The component also provides a named block, label, which does not yield any value, allowing customization of the <label> for the <input>:

/**
 * @typedef FancyInputBlocks
 * @property {[]} label
 */

Finally, the component signature itself assembles those and also specifies the Element:

/**
 * @typedef FancyInputSignature
 * @property {FancyInputArgs} Args
 * @property {FancyInputElement} Element
 * @property {FancyInputBlocks} Blocks
 */

/**
 * A fancy `<input>` component, with styles pre-applied and some custom
 * handling.
 *
 * @extends {Component<FancyInputSignature>}
 */
export default class FancyInput extends Component {
  // implementation...
}

Now this will provide useful completion, go-to-definition, and refactoring.

Caveats

Undocumented component JS files will behave exactly as regular undocumented JS behaves: no information will be provided for editor support apart from what can be derived from the context.
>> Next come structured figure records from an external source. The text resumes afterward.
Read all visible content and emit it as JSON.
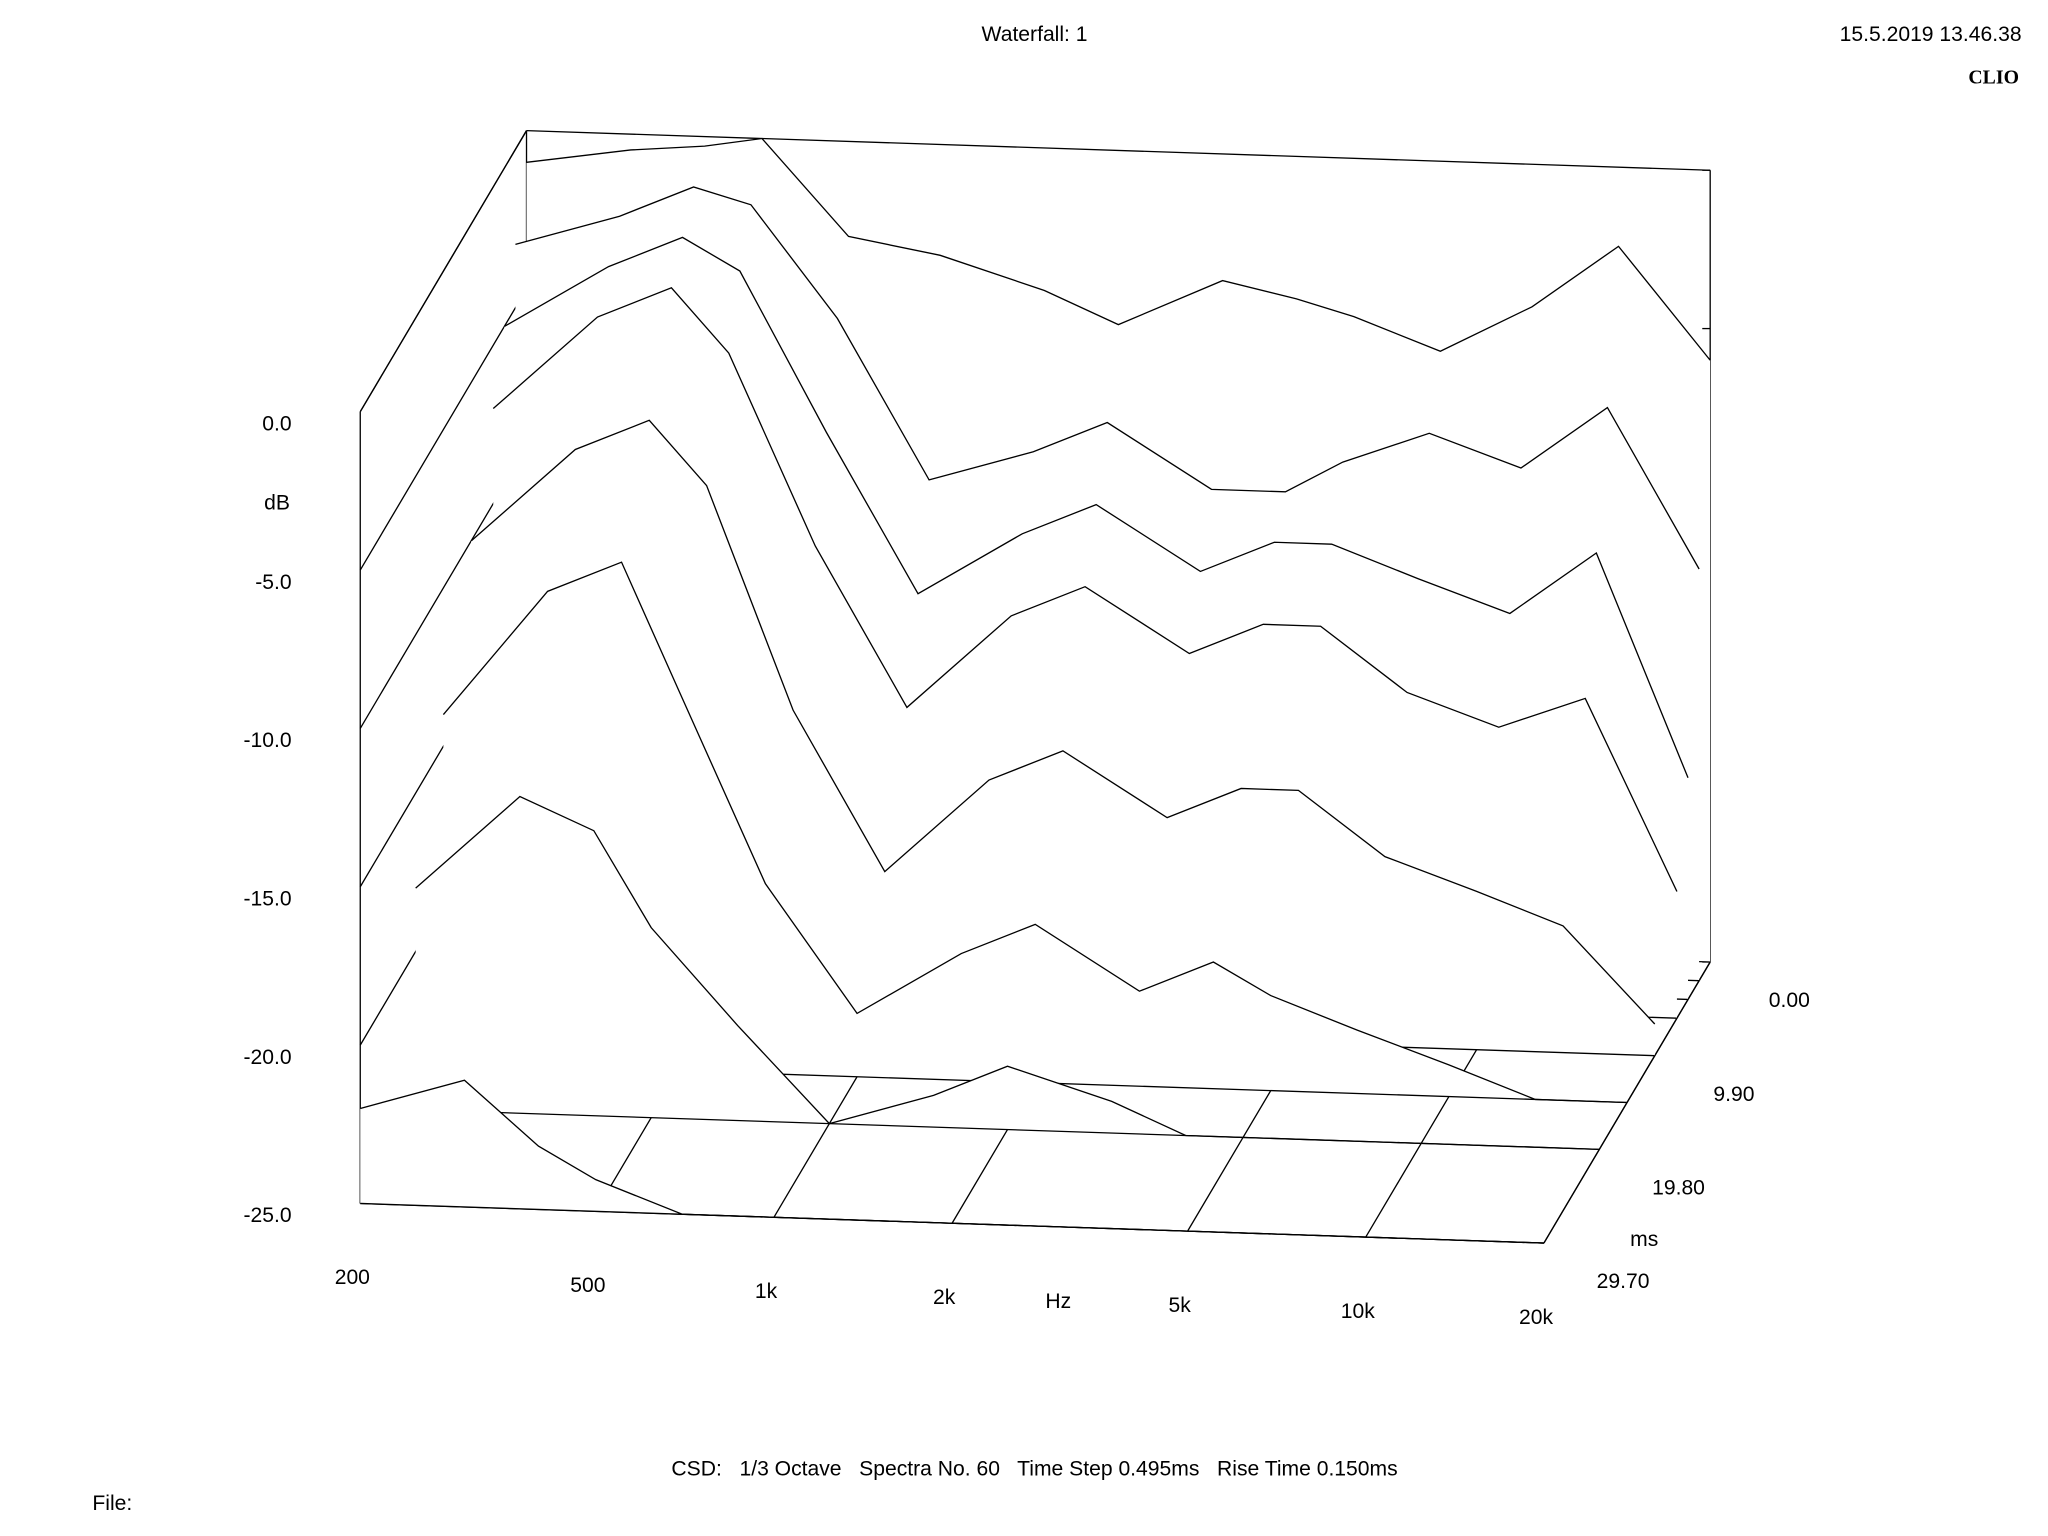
{
  "chart_data": {
    "type": "waterfall",
    "title": "Waterfall: 1",
    "timestamp": "15.5.2019 13.46.38",
    "brand": "CLIO",
    "x_label": "Hz",
    "y_label": "dB",
    "z_label": "ms",
    "footer": "CSD:   1/3 Octave   Spectra No. 60   Time Step 0.495ms   Rise Time 0.150ms",
    "file_label": "File:",
    "log_x": true,
    "xlim": [
      200,
      20000
    ],
    "xticks": [
      200,
      500,
      {
        "value": 1000,
        "label": "1k"
      },
      {
        "value": 2000,
        "label": "2k"
      },
      {
        "value": 5000,
        "label": "5k"
      },
      {
        "value": 10000,
        "label": "10k"
      },
      {
        "value": 20000,
        "label": "20k"
      }
    ],
    "ylim": [
      -25,
      0
    ],
    "yticks": [
      {
        "value": 0,
        "label": "0.0"
      },
      {
        "value": -5,
        "label": "-5.0"
      },
      {
        "value": -10,
        "label": "-10.0"
      },
      {
        "value": -15,
        "label": "-15.0"
      },
      {
        "value": -20,
        "label": "-20.0"
      },
      {
        "value": -25,
        "label": "-25.0"
      }
    ],
    "zlim": [
      0,
      29.7
    ],
    "zticks": [
      {
        "value": 0,
        "label": "0.00"
      },
      {
        "value": 9.9,
        "label": "9.90"
      },
      {
        "value": 19.8,
        "label": "19.80"
      },
      {
        "value": 29.7,
        "label": "29.70"
      }
    ],
    "color": "#000000",
    "frequencies": [
      200,
      300,
      400,
      500,
      700,
      1000,
      1500,
      2000,
      3000,
      4000,
      5000,
      7000,
      10000,
      14000,
      20000
    ],
    "spectra": [
      {
        "time": 0,
        "values": [
          -1,
          -0.5,
          -0.3,
          0,
          -3,
          -3.5,
          -4.5,
          -5.5,
          -4,
          -4.5,
          -5,
          -6,
          -4.5,
          -2.5,
          -6
        ]
      },
      {
        "time": 1.98,
        "values": [
          -3,
          -2,
          -1,
          -1.5,
          -5,
          -10,
          -9,
          -8,
          -10,
          -10,
          -9,
          -8,
          -9,
          -7,
          -12
        ]
      },
      {
        "time": 3.96,
        "values": [
          -5,
          -3,
          -2,
          -3,
          -8,
          -13,
          -11,
          -10,
          -12,
          -11,
          -11,
          -12,
          -13,
          -11,
          -18
        ]
      },
      {
        "time": 5.94,
        "values": [
          -7,
          -4,
          -3,
          -5,
          -11,
          -16,
          -13,
          -12,
          -14,
          -13,
          -13,
          -15,
          -16,
          -15,
          -21
        ]
      },
      {
        "time": 9.9,
        "values": [
          -10,
          -7,
          -6,
          -8,
          -15,
          -20,
          -17,
          -16,
          -18,
          -17,
          -17,
          -19,
          -20,
          -21,
          -24
        ]
      },
      {
        "time": 14.85,
        "values": [
          -14,
          -10,
          -9,
          -13,
          -19,
          -23,
          -21,
          -20,
          -22,
          -21,
          -22,
          -23,
          -24,
          -25,
          -25
        ]
      },
      {
        "time": 19.8,
        "values": [
          -18,
          -15,
          -16,
          -19,
          -22,
          -25,
          -24,
          -23,
          -24,
          -25,
          -25,
          -25,
          -25,
          -25,
          -25
        ]
      },
      {
        "time": 29.7,
        "values": [
          -22,
          -21,
          -23,
          -24,
          -25,
          -25,
          -25,
          -25,
          -25,
          -25,
          -25,
          -25,
          -25,
          -25,
          -25
        ]
      }
    ]
  }
}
That caveat notwithstanding, Glint still offers quite a bit even without doc comments. Type info, basic refactorings, and go-to-definition will work for anything referring to this, and inference based on things that do have types (built-in items Glint knows about, third-party dependencies with Glint types, etc) will work as a baseline without any extra typing.

Type checking for JS

To allow the Glint CLI and language server to report type errors in your JS files, you can leverage @ts-check on a file-by-file basis or checkJs in your jsconfig/tsconfig.json to enable typechecking for all JS files.